Em «Janelas para a filosofia», Aires Almeida e Desidério Murcho, autores de manuais escolares do 10º e 11º ano de escolaridade em Portugal, membros influentes do «lobby» da filosofia analítica que inclui Ricardo Santos, João Branquinho, Pedro Galvão, Sara Bizarro e outros académicos, ensaiam uma exposição sobre os problemas centrais da filosofia. Acontece que as janelas que aqueles dois autores abriram dão para o pátio da sofística e, acidentalmente, para a planície vasta da filosofia, olhada de viés, neste livro.
UMA EQUÍVOCA DEFINIÇÃO DE RELATIVISMO
Um dos erros teóricos de Almeida e Murcho patentes neste livro, seguindo aliás o célebre Peter Singer, é o seu conceito de relativismo. Escrevem:
«1. Relativismo
«O relativismo defende que os juízos de valor são relativos às sociedades. Quando uma sociedade condena ou aceita um dado juízo de valor não pode estar enganada. Isto contrasta com os juízos de facto...» (Aires Almeida, Desidério Murcho, Janelas para a Filosofia, Gradiva, Novembro de 2014, pág. 40; o destaque a negrito é colocado por mim).
Esta definição é parcialmente incorrecta: diz que os juízos de valor variam de sociedade para sociedade, o que é verdade, em princípio, mas oculta ou escamoteia o facto de relativismo ser a variação de valores no interior de uma mesma sociedade, segundo as classes sociais, os grupos políticos, religiosos e artísticos. É relativismo haver em Portugal uma lei que consagra o casamento de gays e lésbicas e uma maioria social que condena este tipo de casamento, é relativismo haver dentro da mesma sociedade portuguesa defensores dos valores de esquerda e defensores dos valores de direita, religiosos católicos, islâmicos, budistas, agnósticos e ateus,etc.
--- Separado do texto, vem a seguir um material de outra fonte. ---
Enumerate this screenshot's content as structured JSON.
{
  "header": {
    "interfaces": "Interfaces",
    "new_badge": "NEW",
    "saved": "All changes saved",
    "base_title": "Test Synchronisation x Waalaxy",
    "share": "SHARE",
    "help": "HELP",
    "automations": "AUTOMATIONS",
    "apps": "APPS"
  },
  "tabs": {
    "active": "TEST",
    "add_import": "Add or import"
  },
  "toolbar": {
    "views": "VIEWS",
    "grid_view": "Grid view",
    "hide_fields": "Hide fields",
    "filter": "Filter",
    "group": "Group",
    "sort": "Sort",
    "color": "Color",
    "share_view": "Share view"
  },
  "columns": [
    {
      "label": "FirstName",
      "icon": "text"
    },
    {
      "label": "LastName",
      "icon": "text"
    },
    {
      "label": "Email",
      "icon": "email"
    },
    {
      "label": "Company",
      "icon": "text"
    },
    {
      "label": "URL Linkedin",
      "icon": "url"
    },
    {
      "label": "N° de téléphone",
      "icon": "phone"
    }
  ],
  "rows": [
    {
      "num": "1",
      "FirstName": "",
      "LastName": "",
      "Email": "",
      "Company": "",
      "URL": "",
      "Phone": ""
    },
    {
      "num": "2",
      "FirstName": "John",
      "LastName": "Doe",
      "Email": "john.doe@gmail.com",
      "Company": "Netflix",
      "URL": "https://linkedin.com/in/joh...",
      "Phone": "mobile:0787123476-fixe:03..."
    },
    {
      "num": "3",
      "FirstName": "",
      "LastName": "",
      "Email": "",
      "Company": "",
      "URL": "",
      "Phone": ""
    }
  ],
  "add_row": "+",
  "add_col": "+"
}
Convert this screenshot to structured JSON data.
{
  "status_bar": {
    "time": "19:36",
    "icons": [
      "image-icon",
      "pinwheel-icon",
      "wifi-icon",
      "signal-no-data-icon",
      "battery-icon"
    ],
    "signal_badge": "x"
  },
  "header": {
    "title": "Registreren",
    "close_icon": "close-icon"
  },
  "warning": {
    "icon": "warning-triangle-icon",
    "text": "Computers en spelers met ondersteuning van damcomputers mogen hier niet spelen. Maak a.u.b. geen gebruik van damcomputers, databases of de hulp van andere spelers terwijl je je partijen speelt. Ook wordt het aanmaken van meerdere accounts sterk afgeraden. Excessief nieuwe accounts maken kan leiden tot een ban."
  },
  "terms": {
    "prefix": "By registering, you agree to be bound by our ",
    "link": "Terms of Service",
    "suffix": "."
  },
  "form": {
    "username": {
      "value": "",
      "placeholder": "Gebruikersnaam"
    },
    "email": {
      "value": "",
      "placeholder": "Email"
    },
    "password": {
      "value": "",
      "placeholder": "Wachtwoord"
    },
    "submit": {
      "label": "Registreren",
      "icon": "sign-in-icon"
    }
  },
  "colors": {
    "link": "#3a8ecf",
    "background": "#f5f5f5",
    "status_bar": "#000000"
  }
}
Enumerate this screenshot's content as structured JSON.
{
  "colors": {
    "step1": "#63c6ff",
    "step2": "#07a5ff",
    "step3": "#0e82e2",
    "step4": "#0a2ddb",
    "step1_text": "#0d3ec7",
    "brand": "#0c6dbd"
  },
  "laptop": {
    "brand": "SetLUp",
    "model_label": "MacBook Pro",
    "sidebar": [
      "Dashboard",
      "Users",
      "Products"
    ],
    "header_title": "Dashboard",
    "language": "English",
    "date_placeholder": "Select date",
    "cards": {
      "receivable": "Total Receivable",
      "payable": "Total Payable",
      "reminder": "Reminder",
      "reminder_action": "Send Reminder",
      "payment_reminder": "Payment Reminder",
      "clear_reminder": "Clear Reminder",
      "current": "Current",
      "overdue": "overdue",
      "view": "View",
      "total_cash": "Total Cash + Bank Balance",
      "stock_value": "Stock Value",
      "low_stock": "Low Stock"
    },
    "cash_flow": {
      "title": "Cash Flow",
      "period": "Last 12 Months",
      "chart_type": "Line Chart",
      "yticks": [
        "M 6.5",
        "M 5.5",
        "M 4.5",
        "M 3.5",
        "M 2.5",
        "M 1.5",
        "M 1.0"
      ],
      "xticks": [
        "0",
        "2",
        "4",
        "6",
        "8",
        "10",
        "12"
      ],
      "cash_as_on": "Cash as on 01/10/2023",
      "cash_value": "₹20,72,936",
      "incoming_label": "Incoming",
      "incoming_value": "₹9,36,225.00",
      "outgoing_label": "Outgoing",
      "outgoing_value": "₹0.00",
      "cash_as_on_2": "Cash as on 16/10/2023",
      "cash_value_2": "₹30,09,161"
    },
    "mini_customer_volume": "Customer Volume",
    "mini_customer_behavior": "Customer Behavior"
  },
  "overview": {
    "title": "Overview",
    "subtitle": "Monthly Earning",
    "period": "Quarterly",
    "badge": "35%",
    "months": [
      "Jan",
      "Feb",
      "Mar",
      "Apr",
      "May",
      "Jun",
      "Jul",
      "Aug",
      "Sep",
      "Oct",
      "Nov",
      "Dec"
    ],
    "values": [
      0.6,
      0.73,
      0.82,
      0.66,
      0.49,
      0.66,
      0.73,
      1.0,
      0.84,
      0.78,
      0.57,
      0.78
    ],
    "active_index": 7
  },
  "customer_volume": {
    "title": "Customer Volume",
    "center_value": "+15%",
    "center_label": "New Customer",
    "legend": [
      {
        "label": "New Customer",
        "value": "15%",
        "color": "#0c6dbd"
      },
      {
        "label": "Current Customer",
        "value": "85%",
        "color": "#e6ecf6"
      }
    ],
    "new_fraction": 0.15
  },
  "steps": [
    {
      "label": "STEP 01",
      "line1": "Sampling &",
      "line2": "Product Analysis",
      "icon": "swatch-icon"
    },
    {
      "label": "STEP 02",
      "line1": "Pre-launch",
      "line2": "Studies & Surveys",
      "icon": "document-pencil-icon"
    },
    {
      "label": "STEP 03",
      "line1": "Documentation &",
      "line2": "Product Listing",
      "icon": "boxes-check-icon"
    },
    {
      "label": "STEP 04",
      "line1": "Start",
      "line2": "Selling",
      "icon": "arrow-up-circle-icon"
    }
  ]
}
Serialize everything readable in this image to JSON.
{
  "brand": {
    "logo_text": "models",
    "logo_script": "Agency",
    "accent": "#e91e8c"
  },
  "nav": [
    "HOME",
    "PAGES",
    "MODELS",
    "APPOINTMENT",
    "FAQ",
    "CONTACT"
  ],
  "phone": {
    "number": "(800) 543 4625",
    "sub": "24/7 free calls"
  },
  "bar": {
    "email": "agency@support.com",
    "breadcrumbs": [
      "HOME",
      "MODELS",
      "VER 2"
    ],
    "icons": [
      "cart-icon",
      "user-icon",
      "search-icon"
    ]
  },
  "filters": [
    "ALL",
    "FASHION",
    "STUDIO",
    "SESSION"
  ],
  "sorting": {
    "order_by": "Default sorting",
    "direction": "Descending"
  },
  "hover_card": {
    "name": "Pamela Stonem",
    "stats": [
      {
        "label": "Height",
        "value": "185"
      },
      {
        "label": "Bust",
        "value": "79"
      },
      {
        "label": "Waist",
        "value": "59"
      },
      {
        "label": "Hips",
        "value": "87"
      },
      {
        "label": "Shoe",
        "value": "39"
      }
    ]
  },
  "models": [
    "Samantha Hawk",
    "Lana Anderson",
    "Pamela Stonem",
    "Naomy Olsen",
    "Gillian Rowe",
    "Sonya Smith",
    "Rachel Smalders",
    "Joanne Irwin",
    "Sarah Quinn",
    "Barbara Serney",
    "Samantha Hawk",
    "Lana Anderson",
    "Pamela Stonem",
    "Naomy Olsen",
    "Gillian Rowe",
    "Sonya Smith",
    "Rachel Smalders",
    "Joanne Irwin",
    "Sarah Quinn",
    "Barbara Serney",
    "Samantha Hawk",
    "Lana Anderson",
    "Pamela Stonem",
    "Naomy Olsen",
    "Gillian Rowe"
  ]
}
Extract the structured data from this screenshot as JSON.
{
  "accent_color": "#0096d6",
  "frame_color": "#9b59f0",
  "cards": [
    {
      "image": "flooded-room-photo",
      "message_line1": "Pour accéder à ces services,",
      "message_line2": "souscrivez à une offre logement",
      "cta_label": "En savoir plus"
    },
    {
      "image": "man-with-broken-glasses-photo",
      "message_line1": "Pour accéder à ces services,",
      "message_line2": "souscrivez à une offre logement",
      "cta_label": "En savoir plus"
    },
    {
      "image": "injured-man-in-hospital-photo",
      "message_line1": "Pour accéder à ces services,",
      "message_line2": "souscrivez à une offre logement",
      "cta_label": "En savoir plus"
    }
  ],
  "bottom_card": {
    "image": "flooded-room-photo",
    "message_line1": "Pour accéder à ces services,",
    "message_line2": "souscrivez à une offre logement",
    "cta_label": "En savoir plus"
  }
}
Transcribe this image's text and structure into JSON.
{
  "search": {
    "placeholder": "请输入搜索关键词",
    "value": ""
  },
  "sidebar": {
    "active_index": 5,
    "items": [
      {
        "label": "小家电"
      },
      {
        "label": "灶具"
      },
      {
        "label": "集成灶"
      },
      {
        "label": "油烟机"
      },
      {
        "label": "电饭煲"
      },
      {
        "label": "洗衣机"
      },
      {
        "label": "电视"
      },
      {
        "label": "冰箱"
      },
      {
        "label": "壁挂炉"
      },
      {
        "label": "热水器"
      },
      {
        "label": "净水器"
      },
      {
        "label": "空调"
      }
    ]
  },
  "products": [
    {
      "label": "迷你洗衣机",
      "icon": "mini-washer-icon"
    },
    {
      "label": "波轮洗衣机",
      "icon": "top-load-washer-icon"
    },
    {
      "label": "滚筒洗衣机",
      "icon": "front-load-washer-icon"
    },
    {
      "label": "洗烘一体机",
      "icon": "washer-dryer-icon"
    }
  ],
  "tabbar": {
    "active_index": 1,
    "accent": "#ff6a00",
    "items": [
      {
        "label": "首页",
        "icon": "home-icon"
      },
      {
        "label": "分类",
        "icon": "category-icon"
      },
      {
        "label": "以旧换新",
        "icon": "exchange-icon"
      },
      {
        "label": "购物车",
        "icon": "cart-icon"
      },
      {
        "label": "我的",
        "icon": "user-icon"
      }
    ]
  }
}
A frase «Quando uma sociedade condena ou aceita um dado juízo de valor não pode estar enganada», incluída na definição de relativismo, é um verdadeiro absurdo. É apresentar relativismo como um dogmatismo absolutista e prova a debilidade do pensamento de Aires Almeida e Desidério Murcho, pseudo-filósofos que fazem «copy paste» de Simon Blackburn, de Peter Singer e outros. Eles não pensam: dizem coisas sem nexo como, por exemplo, que "segundo o relativismo, uma sociedade não pode estar enganada ao condenar ou aceitar algo"...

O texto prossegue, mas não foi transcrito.